The realization that one’s position with regard to the dichotomy is closely related to one’s stance with regard to the academic independence of Public Administration is not new. Waldo already expressed it in his well-known closing line of The Administrative State:

“In any event, if abandonment of the politics-administration formula is taken seriously, if the demands of present world civilization upon public administration are met, administrative thought must establish a working relationship with every major province in the realm of human learning” (1948: 212).

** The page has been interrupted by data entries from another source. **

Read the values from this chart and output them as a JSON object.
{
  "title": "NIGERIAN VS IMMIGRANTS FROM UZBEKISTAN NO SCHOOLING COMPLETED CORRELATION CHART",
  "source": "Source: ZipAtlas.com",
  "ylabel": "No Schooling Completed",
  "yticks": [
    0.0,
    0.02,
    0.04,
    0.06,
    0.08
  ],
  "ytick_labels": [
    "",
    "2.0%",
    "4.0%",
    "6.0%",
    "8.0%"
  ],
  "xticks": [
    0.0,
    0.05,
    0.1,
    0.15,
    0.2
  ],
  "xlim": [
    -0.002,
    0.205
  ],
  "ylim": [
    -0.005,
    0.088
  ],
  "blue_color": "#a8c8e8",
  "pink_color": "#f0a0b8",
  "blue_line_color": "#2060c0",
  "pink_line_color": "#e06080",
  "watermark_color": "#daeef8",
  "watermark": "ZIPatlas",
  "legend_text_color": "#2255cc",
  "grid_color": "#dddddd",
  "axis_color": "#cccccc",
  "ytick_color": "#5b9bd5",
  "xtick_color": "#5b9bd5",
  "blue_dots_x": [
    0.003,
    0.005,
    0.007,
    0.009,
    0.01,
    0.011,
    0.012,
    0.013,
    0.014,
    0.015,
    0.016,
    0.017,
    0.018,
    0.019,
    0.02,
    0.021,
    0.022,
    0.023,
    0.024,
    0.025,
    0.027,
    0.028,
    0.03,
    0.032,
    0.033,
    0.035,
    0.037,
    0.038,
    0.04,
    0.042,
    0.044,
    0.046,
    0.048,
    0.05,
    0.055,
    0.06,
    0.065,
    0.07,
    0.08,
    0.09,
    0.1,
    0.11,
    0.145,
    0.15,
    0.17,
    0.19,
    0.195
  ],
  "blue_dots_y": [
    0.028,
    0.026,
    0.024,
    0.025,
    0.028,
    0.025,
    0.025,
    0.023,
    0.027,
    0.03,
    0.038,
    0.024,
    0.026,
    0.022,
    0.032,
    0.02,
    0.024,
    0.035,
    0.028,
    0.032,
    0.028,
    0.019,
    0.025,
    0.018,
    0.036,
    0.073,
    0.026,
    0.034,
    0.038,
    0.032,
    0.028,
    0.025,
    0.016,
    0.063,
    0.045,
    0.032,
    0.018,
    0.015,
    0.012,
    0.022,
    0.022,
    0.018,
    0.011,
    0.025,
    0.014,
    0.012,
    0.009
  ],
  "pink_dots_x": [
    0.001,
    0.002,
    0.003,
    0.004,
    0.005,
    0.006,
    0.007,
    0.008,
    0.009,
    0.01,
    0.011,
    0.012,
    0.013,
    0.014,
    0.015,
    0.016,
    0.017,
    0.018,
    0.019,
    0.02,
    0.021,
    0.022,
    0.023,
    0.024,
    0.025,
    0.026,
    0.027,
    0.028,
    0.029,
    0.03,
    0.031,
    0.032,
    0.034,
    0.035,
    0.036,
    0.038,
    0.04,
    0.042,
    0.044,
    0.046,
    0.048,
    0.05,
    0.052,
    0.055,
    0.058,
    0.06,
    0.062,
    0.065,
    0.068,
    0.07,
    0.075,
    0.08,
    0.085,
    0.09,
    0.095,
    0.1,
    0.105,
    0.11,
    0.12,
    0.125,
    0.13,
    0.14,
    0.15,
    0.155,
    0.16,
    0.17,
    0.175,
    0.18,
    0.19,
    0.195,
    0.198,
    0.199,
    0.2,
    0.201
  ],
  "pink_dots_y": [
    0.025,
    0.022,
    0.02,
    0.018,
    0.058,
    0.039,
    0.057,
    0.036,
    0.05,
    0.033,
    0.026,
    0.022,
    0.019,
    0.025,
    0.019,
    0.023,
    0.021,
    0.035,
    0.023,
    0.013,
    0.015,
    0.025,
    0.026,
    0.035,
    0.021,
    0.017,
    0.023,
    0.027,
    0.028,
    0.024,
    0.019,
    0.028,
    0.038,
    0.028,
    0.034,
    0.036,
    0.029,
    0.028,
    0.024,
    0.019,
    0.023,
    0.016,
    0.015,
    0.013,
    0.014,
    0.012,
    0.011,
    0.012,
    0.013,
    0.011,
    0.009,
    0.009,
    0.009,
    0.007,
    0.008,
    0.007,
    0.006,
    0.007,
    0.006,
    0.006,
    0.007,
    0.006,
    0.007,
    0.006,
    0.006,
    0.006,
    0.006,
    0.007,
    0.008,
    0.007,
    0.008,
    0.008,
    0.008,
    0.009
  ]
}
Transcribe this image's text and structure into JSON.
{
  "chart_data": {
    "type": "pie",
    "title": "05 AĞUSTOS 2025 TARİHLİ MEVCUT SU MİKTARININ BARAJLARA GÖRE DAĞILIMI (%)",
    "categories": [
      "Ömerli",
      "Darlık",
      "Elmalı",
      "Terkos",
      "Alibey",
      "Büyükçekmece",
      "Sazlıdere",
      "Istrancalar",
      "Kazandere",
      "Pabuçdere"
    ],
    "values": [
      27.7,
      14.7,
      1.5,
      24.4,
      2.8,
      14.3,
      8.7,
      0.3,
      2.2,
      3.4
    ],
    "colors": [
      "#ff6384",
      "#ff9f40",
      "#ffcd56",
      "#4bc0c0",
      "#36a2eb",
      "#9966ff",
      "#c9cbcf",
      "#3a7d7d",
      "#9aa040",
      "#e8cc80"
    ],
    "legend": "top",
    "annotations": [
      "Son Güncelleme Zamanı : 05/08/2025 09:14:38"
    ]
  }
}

Besides the fact that this sentence has been much quoted – sometimes even as a closing line – by students of Public Administration attempting to open up their field or elevate its status (e.g., Spicer 2005: 686; McCurdy and Rosenbloom 2006: 215), it has also had an interesting career in Waldo’s own writings. He used it again as a closing line in The Study of Administration, but that time the crucial phrase “if abandonment of the politics-administration formula is taken seriously” was left out (1968d: 70). It is tempting to interpret this deletion as an indication of Waldo’s emerging doubts about the abandonment of the dichotomy, but he has never explicitly stated his motives for the deletion and it may well have been unintentional.4 At the same time, his later writings testify that he grew increasingly sympathetic to the dichotomy and also more conciliatory towards Political Science. In congruence with and as a continuation of his developing line of thinking, therefore, I may perhaps take the liberty to rephrase his famous closing line and use it as my own:

In any event, if abandonment of the politics-administration formula is reconsidered and reversed, if the demands of present world civilization upon public administration are met, administrative thought must establish a working relationship with political thought more than any other province in the realm of human learning.

4 In the Introduction to the second edition of The Administrative State, Waldo relates how to his embarrassment the editor of The Study of Administration had single-handedly deleted an introductory sentence and the quotation marks that were meant to indicate that the closing line was here used for the second time (1984: lviii). Perhaps he also deleted the crucial phrase.